Roden as Sascha, the younger sister, is probably the most engaging of the characters, as she gets most of the good lines. Plus, given how unlikable everyone is, it’s easy to identify with her blatant disdain for her older sister and brother-in-law.
My personal favorite moment: the bit in episode 4 where Kirk tells his father-in-law that he’s lined up some viral marketing for their company. When asked what good that does the company, Kirk replies, “Viral marketing. What don’t you get?” Note: Just using Web 2.0 buzzwords doesn’t make it sound like you know what they mean.

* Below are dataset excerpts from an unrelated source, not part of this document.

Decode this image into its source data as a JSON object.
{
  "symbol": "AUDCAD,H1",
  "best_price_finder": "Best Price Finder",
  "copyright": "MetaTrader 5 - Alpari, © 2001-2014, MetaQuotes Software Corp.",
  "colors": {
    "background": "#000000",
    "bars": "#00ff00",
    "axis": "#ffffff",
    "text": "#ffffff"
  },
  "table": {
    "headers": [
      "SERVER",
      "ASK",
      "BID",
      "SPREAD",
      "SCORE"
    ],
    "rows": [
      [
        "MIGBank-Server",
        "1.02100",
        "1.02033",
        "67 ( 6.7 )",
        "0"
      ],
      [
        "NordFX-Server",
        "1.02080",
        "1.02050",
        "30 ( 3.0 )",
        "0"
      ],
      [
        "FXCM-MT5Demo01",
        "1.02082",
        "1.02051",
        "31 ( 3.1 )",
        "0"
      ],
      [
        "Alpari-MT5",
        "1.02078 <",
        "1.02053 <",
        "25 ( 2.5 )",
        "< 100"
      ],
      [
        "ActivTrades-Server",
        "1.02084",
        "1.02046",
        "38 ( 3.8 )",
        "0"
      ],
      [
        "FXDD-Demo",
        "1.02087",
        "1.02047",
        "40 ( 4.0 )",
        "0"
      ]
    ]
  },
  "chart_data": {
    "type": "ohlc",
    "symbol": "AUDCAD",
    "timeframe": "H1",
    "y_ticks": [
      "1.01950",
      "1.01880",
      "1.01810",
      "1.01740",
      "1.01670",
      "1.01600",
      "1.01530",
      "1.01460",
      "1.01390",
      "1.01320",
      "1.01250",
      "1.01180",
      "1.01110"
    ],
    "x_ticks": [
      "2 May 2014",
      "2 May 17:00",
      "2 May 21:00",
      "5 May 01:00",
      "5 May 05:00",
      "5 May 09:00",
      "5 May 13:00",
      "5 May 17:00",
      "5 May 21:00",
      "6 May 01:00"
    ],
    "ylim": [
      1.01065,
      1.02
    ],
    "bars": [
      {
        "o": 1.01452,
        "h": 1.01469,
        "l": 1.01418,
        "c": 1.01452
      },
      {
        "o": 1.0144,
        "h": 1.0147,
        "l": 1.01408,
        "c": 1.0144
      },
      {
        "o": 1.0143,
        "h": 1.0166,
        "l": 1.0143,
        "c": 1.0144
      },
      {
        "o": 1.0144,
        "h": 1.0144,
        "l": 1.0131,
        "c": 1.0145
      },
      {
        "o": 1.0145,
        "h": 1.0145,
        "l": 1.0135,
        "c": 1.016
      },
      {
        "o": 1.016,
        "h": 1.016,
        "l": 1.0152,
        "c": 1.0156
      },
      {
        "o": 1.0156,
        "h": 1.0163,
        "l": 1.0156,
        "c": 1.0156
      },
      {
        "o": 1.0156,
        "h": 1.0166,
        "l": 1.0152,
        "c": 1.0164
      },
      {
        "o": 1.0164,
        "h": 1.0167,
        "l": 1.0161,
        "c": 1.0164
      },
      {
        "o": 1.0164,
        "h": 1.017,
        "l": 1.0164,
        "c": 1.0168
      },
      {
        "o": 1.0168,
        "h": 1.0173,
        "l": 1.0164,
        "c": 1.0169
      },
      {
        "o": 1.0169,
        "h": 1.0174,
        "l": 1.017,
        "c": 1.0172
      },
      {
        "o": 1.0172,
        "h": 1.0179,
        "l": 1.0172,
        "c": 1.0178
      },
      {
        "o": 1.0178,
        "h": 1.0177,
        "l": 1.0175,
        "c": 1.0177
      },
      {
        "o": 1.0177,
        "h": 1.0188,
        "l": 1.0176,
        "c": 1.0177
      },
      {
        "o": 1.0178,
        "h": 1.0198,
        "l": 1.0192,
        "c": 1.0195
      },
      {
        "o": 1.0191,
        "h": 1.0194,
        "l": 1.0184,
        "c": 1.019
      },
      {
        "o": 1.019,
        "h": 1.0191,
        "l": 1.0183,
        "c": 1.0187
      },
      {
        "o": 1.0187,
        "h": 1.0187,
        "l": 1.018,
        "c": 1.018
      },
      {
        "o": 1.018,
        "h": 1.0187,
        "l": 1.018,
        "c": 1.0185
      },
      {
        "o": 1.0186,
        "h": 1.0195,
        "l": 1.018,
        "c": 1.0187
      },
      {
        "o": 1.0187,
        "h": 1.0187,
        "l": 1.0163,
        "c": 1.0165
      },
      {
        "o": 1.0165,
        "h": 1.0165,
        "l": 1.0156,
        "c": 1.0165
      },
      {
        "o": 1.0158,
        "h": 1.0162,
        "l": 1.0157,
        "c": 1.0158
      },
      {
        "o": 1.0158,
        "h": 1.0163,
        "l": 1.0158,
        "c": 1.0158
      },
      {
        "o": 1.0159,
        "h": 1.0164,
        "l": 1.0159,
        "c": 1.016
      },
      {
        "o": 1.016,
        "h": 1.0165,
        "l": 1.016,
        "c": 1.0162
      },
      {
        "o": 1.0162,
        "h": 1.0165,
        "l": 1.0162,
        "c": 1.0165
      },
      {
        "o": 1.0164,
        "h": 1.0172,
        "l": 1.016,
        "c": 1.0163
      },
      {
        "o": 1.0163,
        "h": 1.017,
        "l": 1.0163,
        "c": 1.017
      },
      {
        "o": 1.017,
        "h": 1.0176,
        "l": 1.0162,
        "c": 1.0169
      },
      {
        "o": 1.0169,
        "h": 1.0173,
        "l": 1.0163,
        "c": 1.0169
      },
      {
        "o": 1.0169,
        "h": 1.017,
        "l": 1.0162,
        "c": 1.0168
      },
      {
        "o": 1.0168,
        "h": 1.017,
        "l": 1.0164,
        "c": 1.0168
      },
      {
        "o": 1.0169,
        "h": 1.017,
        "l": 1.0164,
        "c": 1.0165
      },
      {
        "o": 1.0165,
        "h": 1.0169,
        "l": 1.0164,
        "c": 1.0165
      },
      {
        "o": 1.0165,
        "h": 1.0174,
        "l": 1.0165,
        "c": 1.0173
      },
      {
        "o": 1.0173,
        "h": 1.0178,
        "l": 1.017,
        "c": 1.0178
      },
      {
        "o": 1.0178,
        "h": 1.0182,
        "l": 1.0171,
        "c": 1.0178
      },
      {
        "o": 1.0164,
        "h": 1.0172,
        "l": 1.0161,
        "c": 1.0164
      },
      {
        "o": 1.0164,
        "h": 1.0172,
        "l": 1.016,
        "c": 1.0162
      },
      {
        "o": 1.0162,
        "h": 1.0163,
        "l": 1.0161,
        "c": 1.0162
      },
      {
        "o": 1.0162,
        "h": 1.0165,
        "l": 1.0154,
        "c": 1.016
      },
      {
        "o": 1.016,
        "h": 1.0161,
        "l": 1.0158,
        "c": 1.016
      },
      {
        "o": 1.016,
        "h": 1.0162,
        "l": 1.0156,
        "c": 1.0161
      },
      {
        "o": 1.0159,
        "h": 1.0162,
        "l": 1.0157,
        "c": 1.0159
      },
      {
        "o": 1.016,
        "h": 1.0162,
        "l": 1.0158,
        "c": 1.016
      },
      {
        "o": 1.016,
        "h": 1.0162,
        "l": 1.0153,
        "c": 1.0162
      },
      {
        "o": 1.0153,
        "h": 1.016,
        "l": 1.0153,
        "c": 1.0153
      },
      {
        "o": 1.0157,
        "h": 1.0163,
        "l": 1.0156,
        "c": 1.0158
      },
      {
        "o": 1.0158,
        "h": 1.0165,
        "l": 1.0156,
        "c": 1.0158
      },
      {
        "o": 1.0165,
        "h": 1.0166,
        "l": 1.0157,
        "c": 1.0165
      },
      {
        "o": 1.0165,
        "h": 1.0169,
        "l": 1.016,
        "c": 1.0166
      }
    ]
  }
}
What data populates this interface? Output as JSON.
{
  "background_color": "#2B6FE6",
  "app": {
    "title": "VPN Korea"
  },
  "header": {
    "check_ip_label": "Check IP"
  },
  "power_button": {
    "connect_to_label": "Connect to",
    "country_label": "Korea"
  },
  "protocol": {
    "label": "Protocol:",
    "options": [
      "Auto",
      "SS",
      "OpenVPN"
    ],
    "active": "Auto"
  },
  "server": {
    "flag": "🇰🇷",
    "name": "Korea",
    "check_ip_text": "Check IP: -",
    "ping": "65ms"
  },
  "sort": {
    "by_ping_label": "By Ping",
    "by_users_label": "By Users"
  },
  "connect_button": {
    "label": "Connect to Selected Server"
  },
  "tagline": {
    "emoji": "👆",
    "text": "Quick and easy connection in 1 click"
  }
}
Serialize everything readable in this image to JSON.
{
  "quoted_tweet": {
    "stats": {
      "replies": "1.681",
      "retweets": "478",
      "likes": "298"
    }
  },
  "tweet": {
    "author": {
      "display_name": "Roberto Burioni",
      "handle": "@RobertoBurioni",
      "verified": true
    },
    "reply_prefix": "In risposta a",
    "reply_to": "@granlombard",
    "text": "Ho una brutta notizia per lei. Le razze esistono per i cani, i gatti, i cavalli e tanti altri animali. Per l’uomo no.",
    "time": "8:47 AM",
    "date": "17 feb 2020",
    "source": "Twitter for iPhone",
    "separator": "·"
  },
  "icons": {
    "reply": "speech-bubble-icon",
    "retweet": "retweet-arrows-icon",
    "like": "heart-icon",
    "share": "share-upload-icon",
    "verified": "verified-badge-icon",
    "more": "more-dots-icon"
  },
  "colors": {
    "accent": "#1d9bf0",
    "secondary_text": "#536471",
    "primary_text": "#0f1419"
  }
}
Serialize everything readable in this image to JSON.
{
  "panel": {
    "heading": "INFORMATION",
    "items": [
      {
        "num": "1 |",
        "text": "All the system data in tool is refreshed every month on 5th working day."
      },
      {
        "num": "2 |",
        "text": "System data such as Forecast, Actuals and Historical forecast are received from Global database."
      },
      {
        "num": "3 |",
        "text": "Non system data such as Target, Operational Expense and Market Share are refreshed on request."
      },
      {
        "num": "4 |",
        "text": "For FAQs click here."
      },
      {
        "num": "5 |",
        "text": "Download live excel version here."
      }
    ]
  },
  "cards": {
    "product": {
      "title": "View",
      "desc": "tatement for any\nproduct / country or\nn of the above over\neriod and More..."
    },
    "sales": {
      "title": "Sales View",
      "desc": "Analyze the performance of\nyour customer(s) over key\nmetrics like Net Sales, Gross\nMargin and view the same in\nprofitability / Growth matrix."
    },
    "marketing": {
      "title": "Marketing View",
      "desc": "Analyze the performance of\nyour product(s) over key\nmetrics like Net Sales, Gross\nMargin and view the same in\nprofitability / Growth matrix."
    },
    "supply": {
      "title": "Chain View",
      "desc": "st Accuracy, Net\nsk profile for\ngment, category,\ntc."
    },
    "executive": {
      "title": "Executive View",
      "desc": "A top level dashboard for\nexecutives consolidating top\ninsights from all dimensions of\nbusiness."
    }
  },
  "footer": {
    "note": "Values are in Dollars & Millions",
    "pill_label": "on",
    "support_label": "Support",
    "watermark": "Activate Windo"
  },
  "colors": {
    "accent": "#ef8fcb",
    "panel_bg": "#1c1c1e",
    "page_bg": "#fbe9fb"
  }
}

The odd truth of Pushed is that the more episodes you watch, the more intrigued you become — not by the plot, exactly, but rather by the sheer level of ridiculousness. How many blatant hints that “nothing is as it seems” can one episode deliver? How many flashbacks to previous episodes can fit into the 2-minute runtime? How many different ways can each episode use the show’s only location (London’s glam Hollywood mansion)? And, of course, how many different times can they recycle the same soundtrack loops?
I suppose in proud soap opera tradition, Pushed isn’t too far-fetched. But its execution is barely above the amateur level, not up to The WB’s previous standards, and it’s frustrating to witness as a result. Sometimes, it’s no wonder that drama has a hard time finding a foothold online. You can hope that the good stuff gets the chance it deserves, but when this is what gets mainstream promotion, it’s enough to make you worry.